When training a Neural Network for bioacoustics classification tasks I usually follow a data augmentation pipeline which is composed of:
Changes in sound to noise ratio: for instance, if my sound track is composed of a bird call and some background noise I would change the SNR so that bird call might appear louder than on the original track.
Adding some random noise: Adding a bit of white noise to the sound track. My idea in this augmentation is that since each recorder device brands have some specific "base sounds" (I'm not sure of the exact term), adding random noise might reduce the chances of the model overfitting on certain devices.

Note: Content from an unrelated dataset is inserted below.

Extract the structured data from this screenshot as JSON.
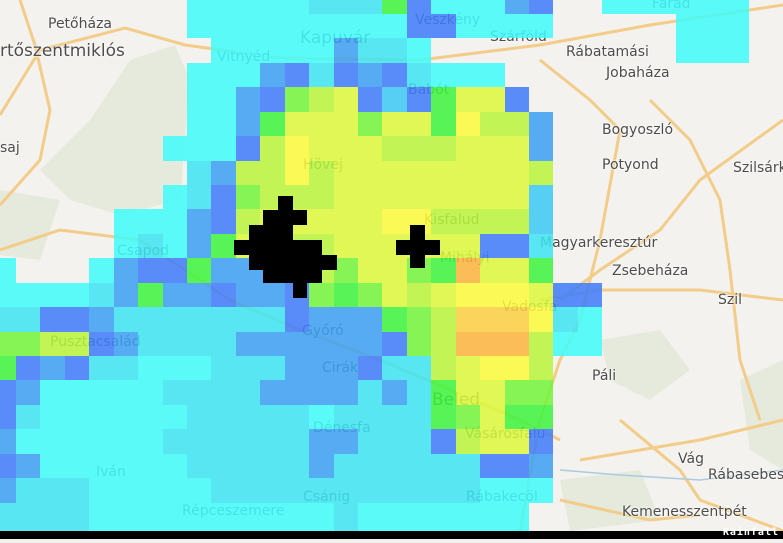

Random crop and padding: Since neural networks require a fixed-size input, I crop a part of the audio segment I am interested in and add some padding to the size of the spectrogram is coherent with the model's first layer. Usually, on a segment of 4 seconds I would crop a random segment of 3 seconds and add 1 second of padding.
Some recent papers I have read also use an augmentation technique most use in the visual domain, namely random flip or time inversion define as:
“Inversion of a track along its time axis relates to the random flip of an image, which is an augmentation technique that is widely used in the visual domain.” Guzhov et al., 2021
Even though the authors suggest that this augmentation improved the performance of the model, I am unsure how much sense it make to add this augmentation type. For instance, bird calls always folow the same sequence and using random flip on a bird call might cause the call sequence to be "broken".
Does anyone have any thought on random flip? And more generally, is there other augmentation strategies you are using in your pipeline?